Hakan Özbek
Twitter: @gormoti
Modern Fransız edebiyatının güçlü kalemlerinden Jean-François Chabas’ın L’arbre Et Le Fruit adlı sarsıcı romanı Kırık Kalpler Kavanozu adıyla ON8 Kitap’tan okurlarla buluştu. Azade Aslan’ın çevirisini yaptığı bu roman bizlere mücadele etmekten vazgeçmememiz gerektiğini çok güzel bir şekilde anlatıyor. Chabas yazım tarzıyla size bir roman değil, bir günlük sunuyor ve okuyucuyu karakterler için bir çözüm arayışına itiyor.
Şiddet, nefret, umutsuzluk
Şiddet, özellikle aile içi şiddet haberlerini Türkiye’de yıllardır o kadar fazla duyuyoruz ki, sanırım bu durumu zamanla normalleştirmeye başladık. Bundan şikayetçiyiz, memnun değiliz ancak reel anlamda bu soruna karşı mücadele verme noktasında eksiğiz. Birileri sesini çıkardığında mutlu oluyoruz, evet, ama hepsi bu kadar.

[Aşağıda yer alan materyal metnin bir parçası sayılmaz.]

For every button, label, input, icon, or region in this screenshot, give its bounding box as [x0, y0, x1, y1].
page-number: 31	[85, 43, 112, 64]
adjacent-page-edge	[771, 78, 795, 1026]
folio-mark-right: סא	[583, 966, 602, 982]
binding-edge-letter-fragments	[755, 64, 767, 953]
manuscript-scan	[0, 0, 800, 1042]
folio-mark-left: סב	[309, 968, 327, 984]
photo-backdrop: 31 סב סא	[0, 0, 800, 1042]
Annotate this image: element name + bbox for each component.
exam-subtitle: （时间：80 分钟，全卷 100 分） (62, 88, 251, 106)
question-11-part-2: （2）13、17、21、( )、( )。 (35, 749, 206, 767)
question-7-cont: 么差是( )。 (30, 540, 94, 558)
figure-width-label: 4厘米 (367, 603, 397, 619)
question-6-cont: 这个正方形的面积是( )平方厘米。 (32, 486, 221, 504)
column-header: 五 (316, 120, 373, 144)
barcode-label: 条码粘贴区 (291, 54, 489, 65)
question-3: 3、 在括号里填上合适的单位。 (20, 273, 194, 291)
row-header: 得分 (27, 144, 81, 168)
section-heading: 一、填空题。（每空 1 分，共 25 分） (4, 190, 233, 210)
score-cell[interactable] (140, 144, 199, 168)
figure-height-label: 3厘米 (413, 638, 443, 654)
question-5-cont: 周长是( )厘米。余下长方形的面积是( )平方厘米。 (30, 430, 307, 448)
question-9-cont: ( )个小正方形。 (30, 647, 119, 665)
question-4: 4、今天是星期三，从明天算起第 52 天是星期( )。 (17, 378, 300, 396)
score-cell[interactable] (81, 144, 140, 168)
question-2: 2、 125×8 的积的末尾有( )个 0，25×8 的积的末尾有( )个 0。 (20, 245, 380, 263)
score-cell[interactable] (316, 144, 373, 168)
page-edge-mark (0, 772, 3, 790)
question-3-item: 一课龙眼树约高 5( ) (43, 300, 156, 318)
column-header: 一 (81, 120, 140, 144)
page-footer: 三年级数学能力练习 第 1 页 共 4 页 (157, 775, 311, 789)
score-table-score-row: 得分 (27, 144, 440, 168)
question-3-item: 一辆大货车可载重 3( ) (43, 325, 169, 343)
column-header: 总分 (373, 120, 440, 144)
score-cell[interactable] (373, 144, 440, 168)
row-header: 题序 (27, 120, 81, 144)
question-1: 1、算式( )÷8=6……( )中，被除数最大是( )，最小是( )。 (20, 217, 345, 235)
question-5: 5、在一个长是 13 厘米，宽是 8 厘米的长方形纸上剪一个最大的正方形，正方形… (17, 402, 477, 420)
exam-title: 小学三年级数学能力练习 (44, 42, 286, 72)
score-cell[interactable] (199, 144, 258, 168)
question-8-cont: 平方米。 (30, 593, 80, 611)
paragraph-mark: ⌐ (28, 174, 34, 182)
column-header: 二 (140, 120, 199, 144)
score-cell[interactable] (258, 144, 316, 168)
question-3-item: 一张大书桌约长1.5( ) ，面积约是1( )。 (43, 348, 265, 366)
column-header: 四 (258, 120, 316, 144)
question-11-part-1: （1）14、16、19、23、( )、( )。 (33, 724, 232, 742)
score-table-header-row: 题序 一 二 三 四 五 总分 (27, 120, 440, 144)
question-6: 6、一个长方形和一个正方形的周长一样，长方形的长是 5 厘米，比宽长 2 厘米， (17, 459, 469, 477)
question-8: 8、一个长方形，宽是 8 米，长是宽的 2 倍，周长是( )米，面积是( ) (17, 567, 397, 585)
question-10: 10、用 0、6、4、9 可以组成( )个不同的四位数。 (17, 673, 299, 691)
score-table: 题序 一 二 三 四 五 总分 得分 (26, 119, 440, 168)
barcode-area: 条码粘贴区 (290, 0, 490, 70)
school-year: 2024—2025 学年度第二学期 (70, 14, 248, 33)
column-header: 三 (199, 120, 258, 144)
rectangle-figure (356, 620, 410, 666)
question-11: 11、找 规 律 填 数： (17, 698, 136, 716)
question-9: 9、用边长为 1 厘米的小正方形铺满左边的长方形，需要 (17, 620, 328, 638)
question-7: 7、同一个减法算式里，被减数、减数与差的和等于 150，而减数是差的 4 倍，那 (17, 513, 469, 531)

Chabas, Kırık Kalpler Kavanozu’nda olayları bir anne ile kızının ağzından anlatırken, Grace ve Jewel Fairhope’un ağzından dökülenler sizleri kısa sürede hikayeye ortak ediyor. Eğer şimdiye kadar bu konu hakkında gerçek manada düşünmediyseniz bu romanda fazlasıyla kafanızı yoracaksınız.
Bir şeyler yap!
Grace Fairhope kocası William’dan sürekli fiziksel ve psikolojik şiddet görüyor. Eğitimli, denizbilimci, üniversitede dersler veriyor ancak zamanında atmadığı adımlar onu artık köşeye sıkıştırmıştır. Bir şeyler yapmalı, bunun o da farkında ancak çocuklar ne olacak? Onların geleceği? Başka bir ülkeye gitse? Merak etmeyin Grace hepsini düşünüyor ancak cesaret edemiyor. Psikiyatri kliniğine yatıyor ve kendini toparlamayı bekliyor. Ardından adım atacak ancak tedavi süreci bir türlü bitmiyor. Zaman kaybettiğinin farkında çünkü William büyük kızları Jewel’e de şiddet uyguluyor. Küçük kızı Esther ise bu kaosun içinde büyüyor. Onlar için üzülüyor, kendi için üzülüyor. Tepki göstermesi gerektiğinin farkında ama ilaçlar onu farklı bir hale sokuyor… Okurken aklımdan sürekli şu cümle geçiyor: “Grace, bir şeyler yap!”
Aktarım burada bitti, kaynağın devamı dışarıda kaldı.